Find the optimal weighting distribution for a die given a set prize values Say you have $B$ boxes, each of which contains a prize of value $v_b$. You have a $B$-sided die, and you win the value of box $b$ by rolling $b$. You get $R$ rolls, and so can collect multiple prizes, but you can’t win the same box more than once.
Given you know $R$, $B$, and all the box values $v_b$,how do you choose to weight your die as to optimize your expected total reward?
My attempts so far
I've tried two approaches. Both share the definition of expected value:
$U = \sum_b \sum_r  u_{b,r} $
Where
$u_{b,r} = v_b (1 - w_b)^{r-1}w_b$
The difference in my two (failed) methods is in the expression of the constraints. In one method, I let
$w_b = W_b/\sum_i W_i$
and find the critical points by differentiating with respect to every $W_b$ and setting to zero.
In the other method, I use Lagrange multiplier to express the constraint. But in both, I keep ending up with contradictions.
Let's try a reduced version at the problem: I'm even having a problem with the very simple case where R=1 and B=2 is. In this case, the expected value is
$U = v_1w_1 + v_2w_2$
and the constraint is
$w_1 + w_2 = 1$
The answer I'd expect is that $w_1=1$ if $v_1 > v_2$ and $w_1=0$ if $v_1 < v_2$
But, using the Lagrange multiplier method I get
$L = v_1w_1 + v_2w_2 - \lambda (1 - w_1 - w_2)$
and thus the useless set of constraints
$0=v_1 - \lambda$
$0=v_2 - \lambda$
$0=1 - w_1 - w_2$
It's been a very long time since I've had to think about multivariable calculus, so I suspect I'm doing something silly. Since this simplified function is just a plane, I'm not sure the differential method of finding maxima should work, even with the constraint. If I understand my problem with this simple case, maybe I can figure it out for the general problem.
Context
I'm working on an analogous problem in the context of developing a resource distribution program.

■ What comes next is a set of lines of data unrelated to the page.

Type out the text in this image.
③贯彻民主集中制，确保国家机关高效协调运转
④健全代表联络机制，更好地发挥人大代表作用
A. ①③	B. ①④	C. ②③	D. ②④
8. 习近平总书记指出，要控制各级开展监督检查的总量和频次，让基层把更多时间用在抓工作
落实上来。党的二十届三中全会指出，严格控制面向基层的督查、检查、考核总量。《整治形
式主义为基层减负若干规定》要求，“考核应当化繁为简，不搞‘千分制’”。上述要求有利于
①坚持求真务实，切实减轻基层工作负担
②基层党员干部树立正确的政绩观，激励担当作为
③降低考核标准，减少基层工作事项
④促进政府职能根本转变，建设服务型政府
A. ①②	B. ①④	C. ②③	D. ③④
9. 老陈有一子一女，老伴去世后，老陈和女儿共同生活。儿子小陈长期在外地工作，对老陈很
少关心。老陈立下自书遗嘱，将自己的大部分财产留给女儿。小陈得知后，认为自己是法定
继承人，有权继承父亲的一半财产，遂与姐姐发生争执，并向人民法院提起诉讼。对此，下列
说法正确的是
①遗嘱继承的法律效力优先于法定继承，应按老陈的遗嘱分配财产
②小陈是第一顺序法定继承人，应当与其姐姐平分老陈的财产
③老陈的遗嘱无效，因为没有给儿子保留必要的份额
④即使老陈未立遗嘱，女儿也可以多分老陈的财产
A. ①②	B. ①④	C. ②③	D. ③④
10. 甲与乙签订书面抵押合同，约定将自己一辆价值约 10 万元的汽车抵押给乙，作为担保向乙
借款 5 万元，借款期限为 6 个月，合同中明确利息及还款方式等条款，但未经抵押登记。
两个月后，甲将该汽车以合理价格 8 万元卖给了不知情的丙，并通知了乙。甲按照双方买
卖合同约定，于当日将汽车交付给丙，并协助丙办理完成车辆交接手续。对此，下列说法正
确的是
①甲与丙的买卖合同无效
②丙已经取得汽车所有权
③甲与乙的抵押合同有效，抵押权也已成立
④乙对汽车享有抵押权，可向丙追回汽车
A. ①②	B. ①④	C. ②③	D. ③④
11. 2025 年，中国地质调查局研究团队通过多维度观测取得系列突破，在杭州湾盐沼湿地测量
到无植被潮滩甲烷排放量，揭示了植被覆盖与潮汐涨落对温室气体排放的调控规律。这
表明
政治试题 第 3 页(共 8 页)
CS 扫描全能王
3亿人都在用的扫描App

 A: The attempt at a solution above is flawed, due to the fact that it doesn't take into account that each box can be only earned once. This creates a natural notion of stopping time within the problem that changes it's structure completely.
Let's keep this to $B=2$ now and generalize later. The weights of the die being $p_1, p_2$, we would like to calculate the expectation value of the winnings after $R$ attempts. After $R$ attempts it is still possible that the game has not ended yet; the strings of rolls (11...1), (22...2)  satisfy the condition. These are also the only strings in the game that earn you less than $v_1+v_2$ (all the others eventually stopped before the R-th attempt yielding the full amount). The winnings EV is
$$\langle W_2\rangle=\sum_i W_i P_{i}=v_1 p(11...1)+v_2p(22...2)+(v_1+v_2)(1-p(11..1)-p(22...2))$$
or more explicitly
$\langle W\rangle=v_1(1-p_2^R)+(1-p_1^R)v_2$
We can now use Lagrange multipliers on this to yield that the values that maximize the average winnings are
$$p_1=\frac{v_1^{\frac{1}{R-1}}}{v_1^{\frac{1}{R-1}}+v_2^{\frac{1}{R-1}}}~~, ~~p_2=\frac{v_2^{\frac{1}{R-1}}}{v_1^{\frac{1}{R-1}}+v_2^{\frac{1}{R-1}}}$$
For $B=3$ we consider the same setup and find the strings that do not terminate the game after $R$ attempts. These are comprised of the strings that contain only one or two of the 3 potential outcomes. Counting the probability of those strings is relatively simple and the expected winnings are
$$\langle W_3 \rangle=\sum_{i=1}^3 v_ip_i^R+(v_1+v_2)(p_1+p_2)^R+(v_2+v_3)(p_2+p_3)^R+(v_3+v_1)(p_3+p_1)^R+(v_1+v_2+v_3)(1-\sum_i p_i^R-(p_1+p_2)^R-(p_2+p_3)^R-(p_3+p_1)^R)$$
This already has become too difficult to maximize analytically. This can be generalized to a die of arbitrary number of sides $B$- just consider $S=$ all the $2^B-2$ subsets of the sets $\{1,2,..., B\}$ that are not empty and not the set itself and the winnings expected are
$$\langle W_B\rangle=\sum_{s\in S}\left[\left(\sum_{i\in s} v_i\right)\left(\sum_{j\in s}p_j\right)^R\right]+\left(1-\sum_{s\in S}\left(\sum_{i\in s}p_i\right)^R\right)\sum_{j=1}^{B}v_j$$
Still, other than the obvious situation when $v_1=v_2=...v_B$ where the maximization is achieved by $p_1=p_2=...=p_B=\frac{1}{B}$ for other winnings per box, the solution is not to my knowledge available analytically, and one has to resort to computational methods.